For many Filipino students, not even a month in when the school year started, multiple incidents have already taken place. Reports of school shootings and multiple stabbing incidents, each incident does not stand alone, together, they signal an urgency we can no longer ignore (and should not have ignored), as classrooms once meant for learning are now being interrupted by fear.

After reports are released and when news starts to pile up in which results this case might be buried if left untreated, students across the country will still carry something heavier than their bags. Fear.

For not every wound bleeds. Some linger quietly in the corners of classrooms, some children tighten their grip on their parents’ hands before entering school. Trauma has a way of enrolling itself in classrooms. It doesn’t need an ID, it doesn’t ask permission, it simply stays despite being uninvited.

We often talk about school shootings and stabbings as isolated incidents, as if violence appears without warning. But tragedies like this rarely arrive unannounced. They quietly seep in before they explode. 

Sometimes they may appear like cries for help dismissed because some people tag it as “kulang sa pansin” or even perceive some as the “quiet weird kid”.

Sometimes they hide behind untreated mental health struggles, even buried beneath family conflicts, social isolation, bullying, or systems stretched too thin to notice a person crying for help.

Prevention does not begin at the school gate with metal detectors or when games are banned, these are band-aid solutions. It begins much earlier, in guidance offices that are fully staffed instead of overwhelmed. In classrooms where teachers have the time and training to notice when a student is withdrawing. In homes where asking for help is not deemed as a weakness. In institutions that refuse to wait until a young learner becomes tomorrow’s breaking news before deciding they deserve support.

Because intervention delayed, results into regret.

What makes these recent events of violence even more concerning, is not only that they happen, but how often they are only truly “seen” when blood is shed.

Our institutions, especially those meant to protect students, too often operate in reverse. They respond after the damage is done. They convene after the headlines break. By then, it is no longer prevention, it is paperwork written over pain.

And this becomes even more painful in the context of the Philippines’ ongoing learning crisis. Even before violence enters the conversation, many Filipino learners are already struggling with foundational gaps. Low literacy rates, substandard classrooms, shortage in teachers, lack of resources, the list goes on.

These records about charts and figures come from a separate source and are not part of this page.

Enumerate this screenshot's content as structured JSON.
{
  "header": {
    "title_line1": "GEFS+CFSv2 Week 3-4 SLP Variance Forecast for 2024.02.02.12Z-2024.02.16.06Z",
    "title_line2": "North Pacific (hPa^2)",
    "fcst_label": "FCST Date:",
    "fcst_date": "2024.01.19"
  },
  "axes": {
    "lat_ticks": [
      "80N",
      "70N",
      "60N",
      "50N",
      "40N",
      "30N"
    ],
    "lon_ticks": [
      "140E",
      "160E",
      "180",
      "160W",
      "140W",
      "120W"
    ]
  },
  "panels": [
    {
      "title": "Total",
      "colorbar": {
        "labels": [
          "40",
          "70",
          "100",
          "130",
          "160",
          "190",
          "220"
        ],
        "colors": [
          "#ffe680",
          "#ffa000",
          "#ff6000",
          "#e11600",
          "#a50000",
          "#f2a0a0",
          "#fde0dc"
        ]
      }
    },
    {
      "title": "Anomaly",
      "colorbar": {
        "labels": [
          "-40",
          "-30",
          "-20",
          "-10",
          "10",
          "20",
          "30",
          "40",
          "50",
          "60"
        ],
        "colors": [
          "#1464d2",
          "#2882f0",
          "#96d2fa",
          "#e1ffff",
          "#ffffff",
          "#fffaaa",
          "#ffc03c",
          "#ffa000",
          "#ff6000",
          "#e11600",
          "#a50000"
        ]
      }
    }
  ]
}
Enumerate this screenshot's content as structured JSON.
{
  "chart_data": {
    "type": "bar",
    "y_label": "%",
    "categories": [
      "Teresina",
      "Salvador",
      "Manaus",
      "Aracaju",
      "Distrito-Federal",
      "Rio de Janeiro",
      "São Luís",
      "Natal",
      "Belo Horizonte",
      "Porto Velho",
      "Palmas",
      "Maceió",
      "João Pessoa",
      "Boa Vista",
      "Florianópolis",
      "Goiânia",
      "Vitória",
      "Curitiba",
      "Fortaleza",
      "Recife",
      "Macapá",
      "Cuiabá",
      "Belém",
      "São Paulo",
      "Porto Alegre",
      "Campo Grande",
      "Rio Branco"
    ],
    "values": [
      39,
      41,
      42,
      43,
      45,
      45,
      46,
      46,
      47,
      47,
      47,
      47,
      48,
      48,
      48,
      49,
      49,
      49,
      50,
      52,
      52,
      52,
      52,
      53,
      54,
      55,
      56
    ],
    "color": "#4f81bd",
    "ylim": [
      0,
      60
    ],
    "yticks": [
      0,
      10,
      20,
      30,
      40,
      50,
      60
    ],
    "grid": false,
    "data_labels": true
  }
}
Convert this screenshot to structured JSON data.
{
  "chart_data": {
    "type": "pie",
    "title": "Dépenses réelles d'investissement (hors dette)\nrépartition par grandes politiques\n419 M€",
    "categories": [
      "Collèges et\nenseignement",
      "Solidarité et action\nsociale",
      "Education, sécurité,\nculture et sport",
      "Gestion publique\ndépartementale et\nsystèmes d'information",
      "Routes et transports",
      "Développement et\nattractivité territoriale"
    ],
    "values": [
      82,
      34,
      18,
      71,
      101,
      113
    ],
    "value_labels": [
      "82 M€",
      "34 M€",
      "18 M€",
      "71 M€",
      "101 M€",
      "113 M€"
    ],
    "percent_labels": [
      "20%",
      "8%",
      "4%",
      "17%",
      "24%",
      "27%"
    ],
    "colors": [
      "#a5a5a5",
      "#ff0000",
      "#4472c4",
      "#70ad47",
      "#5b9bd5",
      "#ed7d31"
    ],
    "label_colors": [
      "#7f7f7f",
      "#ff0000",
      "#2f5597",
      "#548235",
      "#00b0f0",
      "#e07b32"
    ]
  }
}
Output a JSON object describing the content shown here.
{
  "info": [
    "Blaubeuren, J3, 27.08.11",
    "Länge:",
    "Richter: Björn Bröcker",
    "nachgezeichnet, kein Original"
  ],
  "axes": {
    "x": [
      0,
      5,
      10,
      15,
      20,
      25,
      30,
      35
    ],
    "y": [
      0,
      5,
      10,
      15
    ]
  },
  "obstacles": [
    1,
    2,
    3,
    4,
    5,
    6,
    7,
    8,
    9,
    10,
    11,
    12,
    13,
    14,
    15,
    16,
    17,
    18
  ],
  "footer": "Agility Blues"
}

But to think that the basic necessities are not met, where exactly is socio-emotional learning in the picture? When survival within the system itself is already a challenge, we are forced to ask whether emotional development is present in classrooms. What most people often overlook is that socio-emotional learning is as important as reading and counting. It is what allows a child to pause between feeling and action. It is what teaches them that anger does not have to become harmful, that sadness does not have to become isolation, that pain does not have to become violence. 

Without teaching this in classrooms, we are not just leaving gaps in education. We are leaving gaps in humanity. 

The first few weeks of school are supposed to leave students with memories and lessons. Instead, many will remember watching parents and teachers reassure them that school is safe while questioning whether those words are promises, or perhaps prayers.

Perhaps the deepest tragedy is not only that violence entered a school.

It is that innocence quietly walked out. 

We cannot allow ourselves to become so accustomed to tragedy that we begin treating it as another unfortunate event. To do so is to deny justice to the students whose lives and aspirations were cut short before they could even truly live.